Le Canadien, depuis quelque temps, ne me parlait plus de ses projets de fuite. Il était devenu moins communicatif, presque silencieux. Je voyais combien cet emprisonnement prolongé lui pesait. Je sentais ce qui s’amassait de colère en lui. Lorsqu’il rencontrait le capitaine, ses yeux s’allumaient d’un feu sombre, et je craignais toujours que sa violence naturelle ne le portât à quelque extrémité.
Ce jour-là, 14 mars, Conseil et lui vinrent me trouver dans ma chambre. Je leur demandai la raison de leur visite.
« Une simple question à vous poser, monsieur, me répondit le Canadien.
– Parlez, Ned.
– Combien d’hommes croyez-vous qu’il y ait à bord du Nauilus ?
– Je ne saurais le dire, mon ami.
– Il me semble, reprit Ned Land, que sa manœuvre ne nécessite pas un nombreux équipage.
– En effet, répondis-je, dans les conditions où il se trouve, une dizaine d’hommes au plus doivent suffire à le manœuvrer.
– Eh bien, dit le Canadien, pourquoi y en aurait-il davantage ?
– Pourquoi ? » répliquai-je.
Je regardai fixement Ned Land, dont les intentions étaient faciles à deviner.
« Parce que, dis-je, si j’en crois mes pressentiments, si j’ai bien compris l’existence du capitaine, le Nautilus n’est pas seulement un navire. Ce doit être un lieu de refuge pour ceux qui, comme son commandant, ont rompu toute relation avec la terre.

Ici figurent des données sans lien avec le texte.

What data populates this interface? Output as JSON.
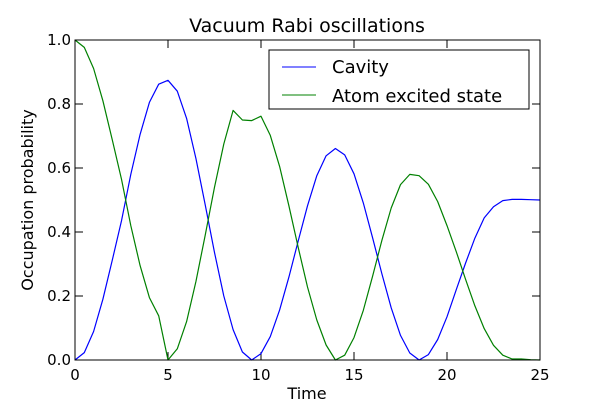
{
  "chart_data": {
    "type": "line",
    "title": "Vacuum Rabi oscillations",
    "xlabel": "Time",
    "ylabel": "Occupation probability",
    "xlim": [
      0,
      25
    ],
    "ylim": [
      0,
      1
    ],
    "xticks": [
      "0",
      "5",
      "10",
      "15",
      "20",
      "25"
    ],
    "yticks": [
      "0.0",
      "0.2",
      "0.4",
      "0.6",
      "0.8",
      "1.0"
    ],
    "grid": false,
    "legend_position": "top-right",
    "x": [
      0,
      0.5,
      1,
      1.5,
      2,
      2.5,
      3,
      3.5,
      4,
      4.5,
      5,
      5.5,
      6,
      6.5,
      7,
      7.5,
      8,
      8.5,
      9,
      9.5,
      10,
      10.5,
      11,
      11.5,
      12,
      12.5,
      13,
      13.5,
      14,
      14.5,
      15,
      15.5,
      16,
      16.5,
      17,
      17.5,
      18,
      18.5,
      19,
      19.5,
      20,
      20.5,
      21,
      21.5,
      22,
      22.5,
      23,
      23.5,
      24,
      24.5,
      25
    ],
    "series": [
      {
        "name": "Cavity",
        "color": "#0000ff",
        "values": [
          0.0,
          0.023,
          0.089,
          0.19,
          0.311,
          0.435,
          0.58,
          0.705,
          0.805,
          0.862,
          0.874,
          0.84,
          0.755,
          0.63,
          0.485,
          0.336,
          0.2,
          0.095,
          0.025,
          0.0,
          0.02,
          0.073,
          0.156,
          0.259,
          0.372,
          0.482,
          0.576,
          0.638,
          0.661,
          0.641,
          0.582,
          0.491,
          0.382,
          0.269,
          0.163,
          0.077,
          0.022,
          0.0,
          0.017,
          0.064,
          0.135,
          0.22,
          0.303,
          0.381,
          0.444,
          0.479,
          0.498,
          0.502,
          0.502,
          0.501,
          0.5
        ]
      },
      {
        "name": "Atom excited state",
        "color": "#008000",
        "values": [
          1.0,
          0.977,
          0.911,
          0.81,
          0.689,
          0.565,
          0.42,
          0.295,
          0.195,
          0.138,
          0.0,
          0.035,
          0.12,
          0.245,
          0.39,
          0.54,
          0.675,
          0.78,
          0.75,
          0.748,
          0.762,
          0.702,
          0.605,
          0.482,
          0.352,
          0.228,
          0.125,
          0.047,
          0.0,
          0.015,
          0.07,
          0.155,
          0.262,
          0.374,
          0.475,
          0.548,
          0.58,
          0.576,
          0.549,
          0.495,
          0.42,
          0.338,
          0.252,
          0.169,
          0.098,
          0.046,
          0.015,
          0.003,
          0.003,
          0.001,
          0.0
        ]
      }
    ]
  }
}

– Peut-être, dit Conseil, mais enfin le Nautilus ne peut contenir qu’un certain nombre d’hommes, et monsieur ne pourrait-il évaluer ce maximum ?
– Comment cela, Conseil ?
– Par le calcul. Étant donné la capacité du navire que monsieur connaît, et, par conséquent, la quantité d’air qu’il renferme ; sachant d’autre part ce que chaque homme dépense dans l’acte de la respiration, et comparant ces résultats avec la nécessité où le Nautilus est de remonter toutes les vingt-quatre heures… »
La phrase de Conseil n’en finissait pas, mais je vis bien où il voulait en venir.
« Je te comprends, dis-je ; mais ce calcul-là, facile à établir d’ailleurs, ne peut donner qu’un chiffre très-incertain.
– N’importe, reprit Ned Land, en insistant.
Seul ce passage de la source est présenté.